Wyścig na torze kartingowym. Zdjęcie ilustracyjne. foto. PAP
Wyścig na torze kartingowym. Zdjęcie ilustracyjne. foto. PAP
REKLAMA

Długie włosy dziewczyny wkręciły się w oś gokarta, po czym nastolatka została ciężko ranna w głowę. Sąd Okręgowy w Suwałkach zmienił wyrok z dwóch lat na rok więzienia dla właściciela toru kartingowego w Augustowie (Podlaskie).

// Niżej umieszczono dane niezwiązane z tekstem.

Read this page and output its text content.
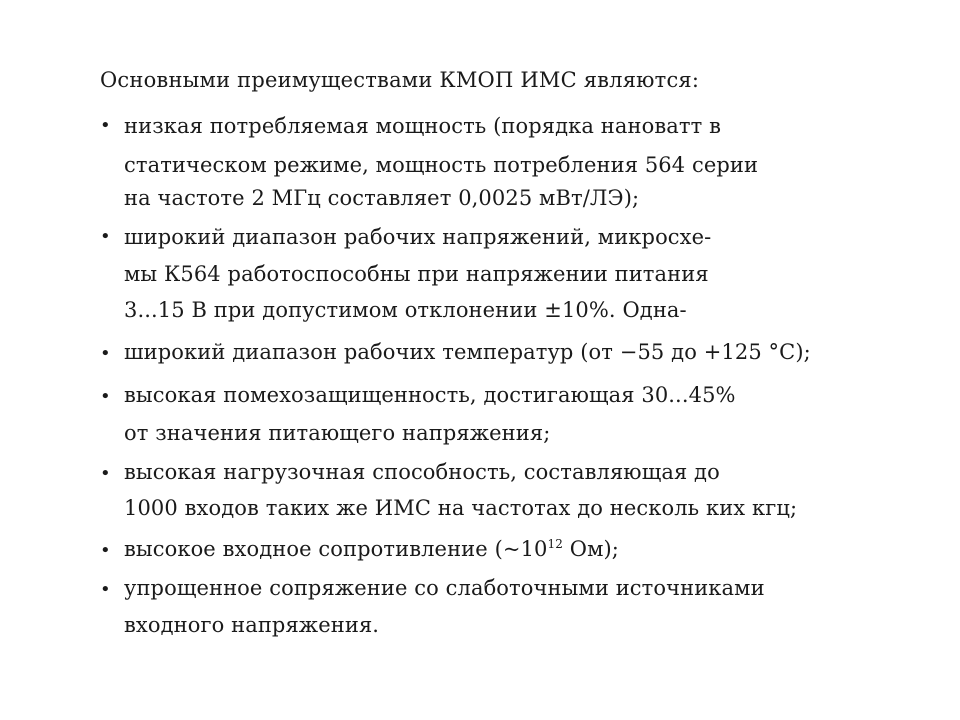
Основными преимуществами КМОП ИМС являются:
• низкая потребляемая мощность (порядка нановатт в
статическом режиме, мощность потребления 564 серии
на частоте 2 МГц составляет 0,0025 мВт/ЛЭ);
• широкий диапазон рабочих напряжений, микросхе-
мы К564 работоспособны при напряжении питания
3...15 В при допустимом отклонении ±10%. Одна-
• широкий диапазон рабочих температур (от −55 до +125 °С);
• высокая помехозащищенность, достигающая 30...45%
от значения питающего напряжения;
• высокая нагрузочная способность, составляющая до
1000 входов таких же ИМС на частотах до несколь ких кгц;
• высокое входное сопротивление ($\sim 10^{12}$ Ом);
• упрощенное сопряжение со слаботочными источниками
входного напряжения.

Do wypadku doszło na początku lipca 2016 r. Nastoletnia suwalczanka jeździła gokartem bez kasku, a jej długie włosy wkręciły się w oś pojazdu. W efekcie dziewczyna straciła skórę głowy. Potem przeszła kilka operacji, w tym przeszczep skóry.

REKLAMA

W grudniu ubiegłego roku Sąd Rejonowy w Augustowie skazał oskarżonego na dwa lata więzienia za nieumyślne spowodowanie obrażeń ciała nastolatki, a także na trzy miesiące więzienia za zbudowanie toru kartingowego bez stosownych zezwoleń. Sąd orzekł ostatecznie wobec oskarżonego łączną karę dwóch lat i dwóch miesięcy więzienia. Dodatkowo mężczyzna ma zapłacić poszkodowanej 100 tys. zł zadośćuczynienia.

Wymierzając karę, sąd wziął pod uwagę, że mężczyzna był już karany, nie okazał skruchy i nie poczuwa się do winy za to, co się zdarzyło.

Oskarżony odwołał się od tego wyroku. W czwartek Sąd Okręgowy w Suwałkach uznał, że kara jest zbyt wysoka i zmienił ją na rok więzienia. Ten wyrok jest prawomocny.

Prokuratura oskarżyła 63-letniego Grzegorza K. o nieumyślne spowodowanie ciężkiego uszczerbku na zdrowiu nastolatki z Suwałk. Mężczyzna nie przyznał się do winy. Tłumaczył, że przed wejściem dziewczyny do gokarta nie widział, że ma ona długie włosy, bo miała opaskę na głowie.